Nature Protocols 2, 3185 - 3194 (2007)
Lectins often bind to their ligands in a polyvalent fashion. Examples include the galectins and the Siglecs (sialic-acid-binding immunoglobulin-like lectins), among which Siglec-2 (CD22) is expressed on B cells and lymphomas. CD22 binds to
2,6-sialylated glycans, which also occur as terminal glycans on lymphocytes, so that sialosides on B cells can inhibit interactions with receptors on other cells. This inhibition can be overcome only when other ligands outcompete the cis ligand by polyvalent binding. The synthesis of biologically viable, polyvalent glycan ligand carriers has progressed with the introduction of gold nanoparticles. Now, in the Journal of the American Chemical Society, Kaltgrad et al. show how virus particles can be used as polyvalent ligand carriers for CD22.
The authors created a surface that promised biological viability and carried a chemically reactive linker for carbohydrates in a clustered fashion by expression of a virus capsid protein that incorporated the amino-acid homopropargyl glycine at defined positions. Alternatively, a short alkyne linker was attached to side-chain amino groups of lysines exposed on the capsid surface. Next, Kaltgrad et al. coupled the initial N-glycan carbohydrate N-acetylglucosamine (GlcNAc), galactosylated GlcNAc (LacNAc), and
2,6-sialylated LacNAc – the CD22 ligand – by azide-alkyne cycloaddition to the carrier's modified amino acids. Each of the glycosylated virus capsides showed distinct glycan receptor binding properties. Kaltgrad et al. also performed a chemoenzymatic synthesis of the ligand in which they used the synthesized GlcNAcylated viral capsid protein to conduct a 'one pot' synthesis of the glycosylated capside by glycosyltransferase enzymes.

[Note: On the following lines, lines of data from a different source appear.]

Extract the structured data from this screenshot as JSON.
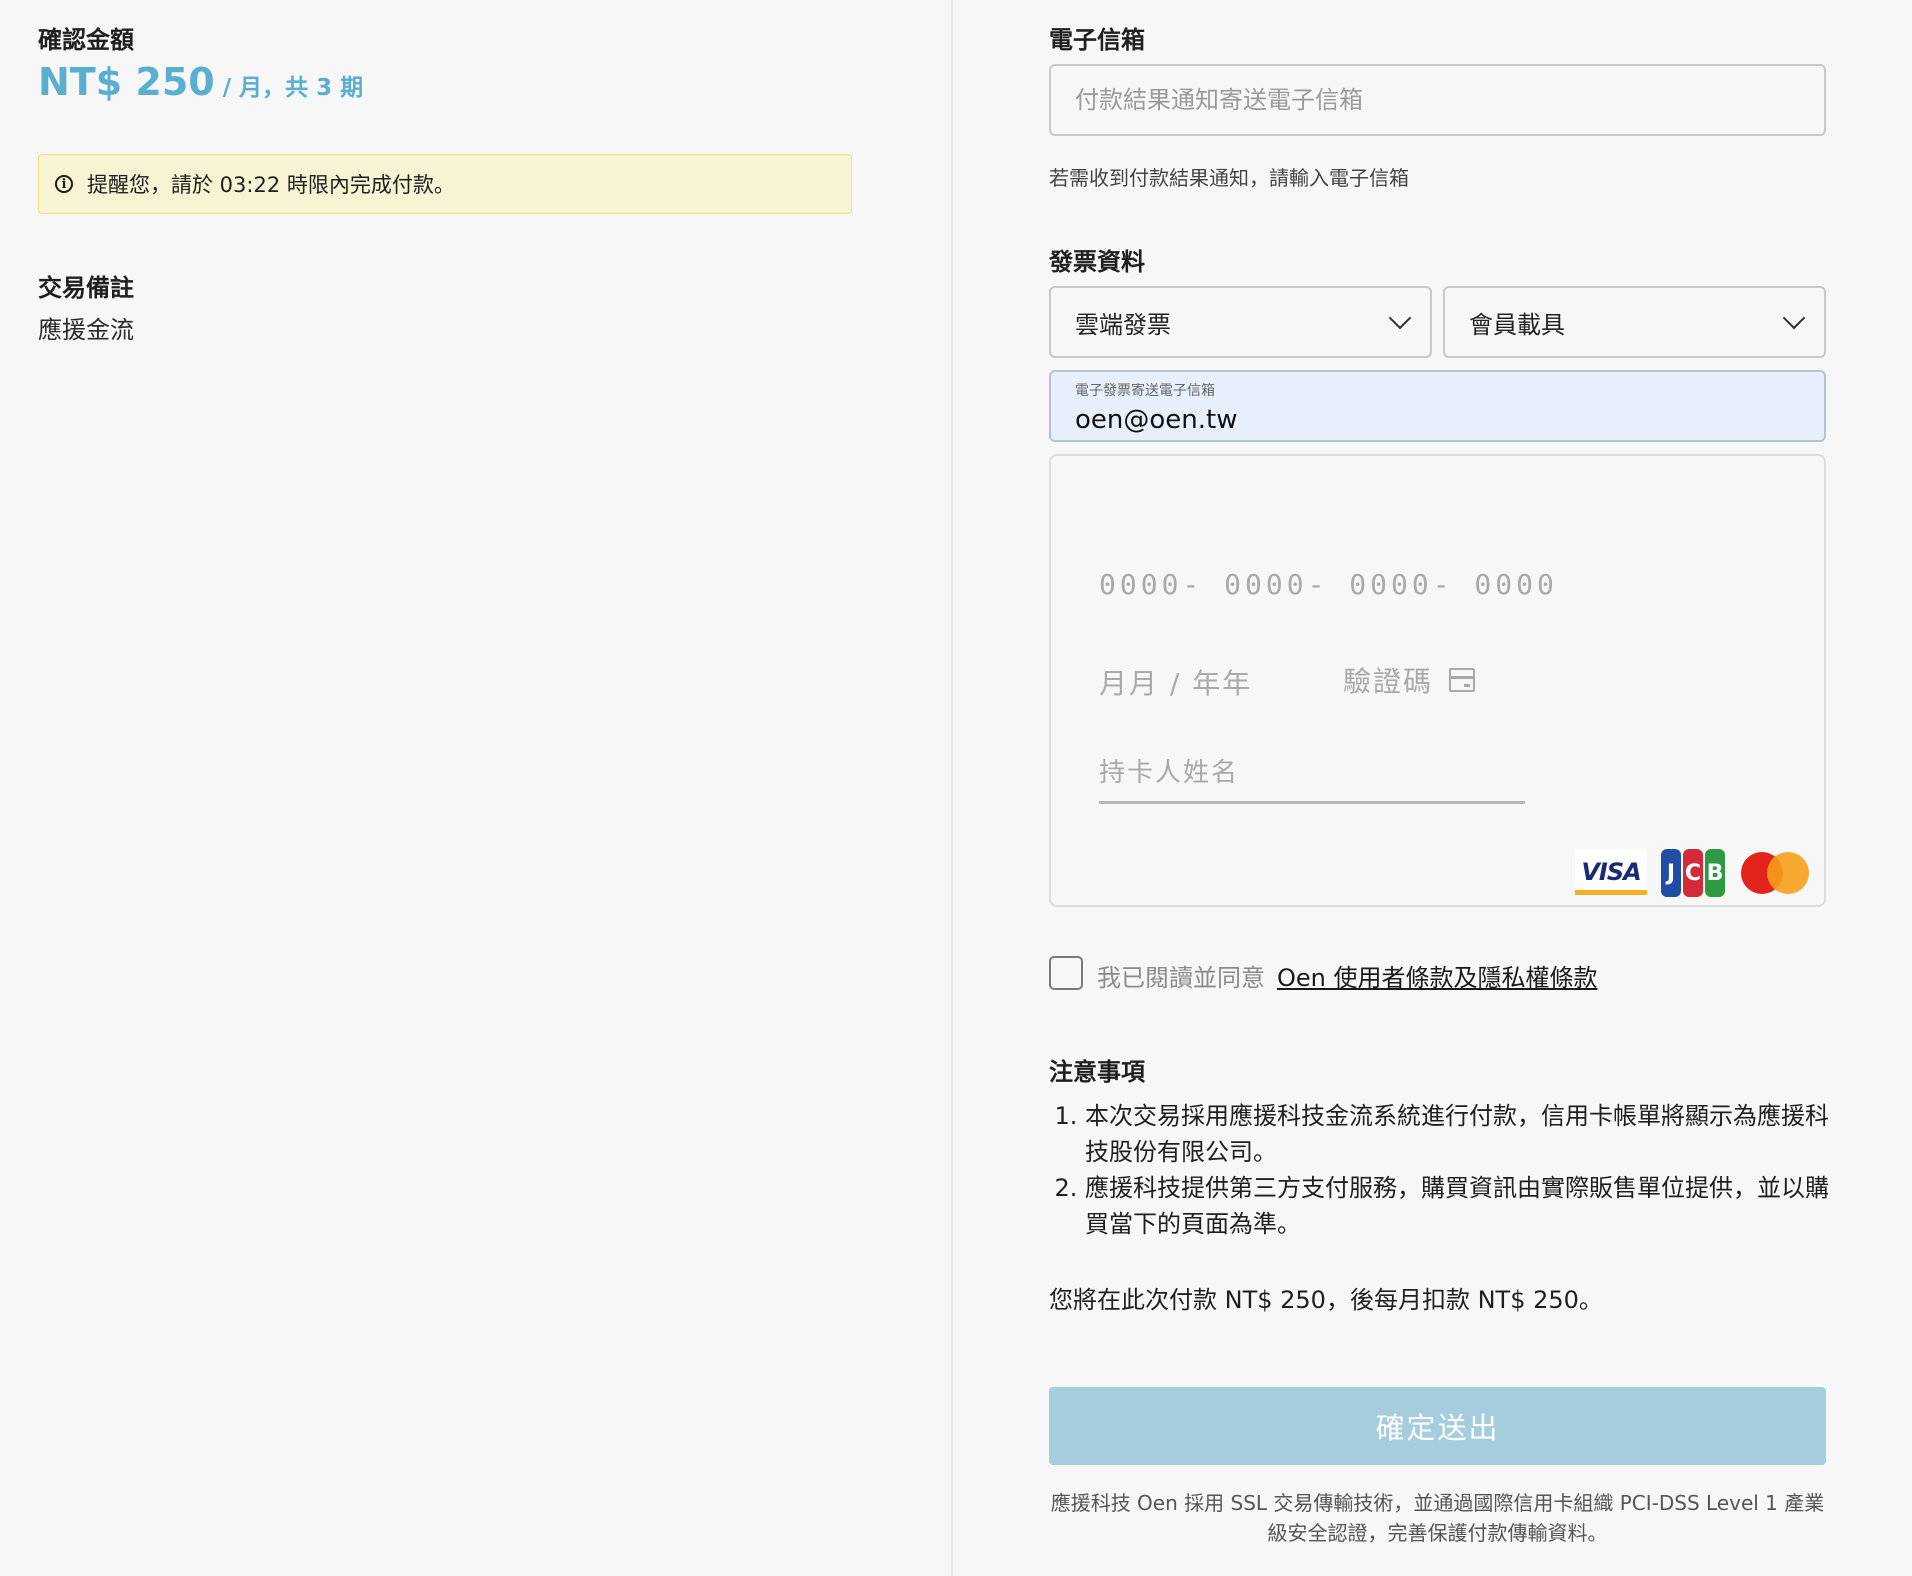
{
  "left": {
    "amount_label": "確認金額",
    "amount": "NT$ 250",
    "period": "/ 月，共 3 期",
    "notice": "提醒您，請於 03:22 時限內完成付款。",
    "remark_label": "交易備註",
    "remark_value": "應援金流"
  },
  "right": {
    "email_label": "電子信箱",
    "email_placeholder": "付款結果通知寄送電子信箱",
    "email_hint": "若需收到付款結果通知，請輸入電子信箱",
    "invoice_label": "發票資料",
    "invoice_type": "雲端發票",
    "carrier_type": "會員載具",
    "invoice_email_label": "電子發票寄送電子信箱",
    "invoice_email": "oen@oen.tw",
    "card": {
      "number_placeholder": "0000- 0000- 0000- 0000",
      "expiry_placeholder": "月月 / 年年",
      "cvc_placeholder": "驗證碼",
      "name_placeholder": "持卡人姓名",
      "brands": [
        "VISA",
        "JCB",
        "Mastercard"
      ]
    },
    "agree_text": "我已閱讀並同意",
    "agree_link": "Oen 使用者條款及隱私權條款",
    "notes_title": "注意事項",
    "notes": [
      "本次交易採用應援科技金流系統進行付款，信用卡帳單將顯示為應援科技股份有限公司。",
      "應援科技提供第三方支付服務，購買資訊由實際販售單位提供，並以購買當下的頁面為準。"
    ],
    "summary": "您將在此次付款 NT$ 250，後每月扣款 NT$ 250。",
    "submit_label": "確定送出",
    "footer": "應援科技 Oen 採用 SSL 交易傳輸技術，並通過國際信用卡組織 PCI-DSS Level 1 產業級安全認證，完善保護付款傳輸資料。"
  },
  "colors": {
    "accent": "#5aaed0",
    "notice_bg": "#f7f4d4",
    "button_bg": "#a5cddd"
  }
}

When the authors tested the receptor-binding properties, the chemoenzymatically and the chemically synthesized sialoside virus capsids were almost identical in their binding properties to CD22 on beads and cells bearing their native sialoside ligands. Furthermore, they found that a 4-40 times higher incubation with the free sialoside was necessary to disrupt the interaction between the virus glycan and cells expressing CD22, which clearly illustrates the polyvalent nature of the CD22-virus sialoside interaction.
Taken together, virus capsids offer a platform to anchor glycan ligands in a way that mimics a polyvalent geometry required for lectin binding. This method may prove valuable in exploring glycan-binding effects and in inhibition studies.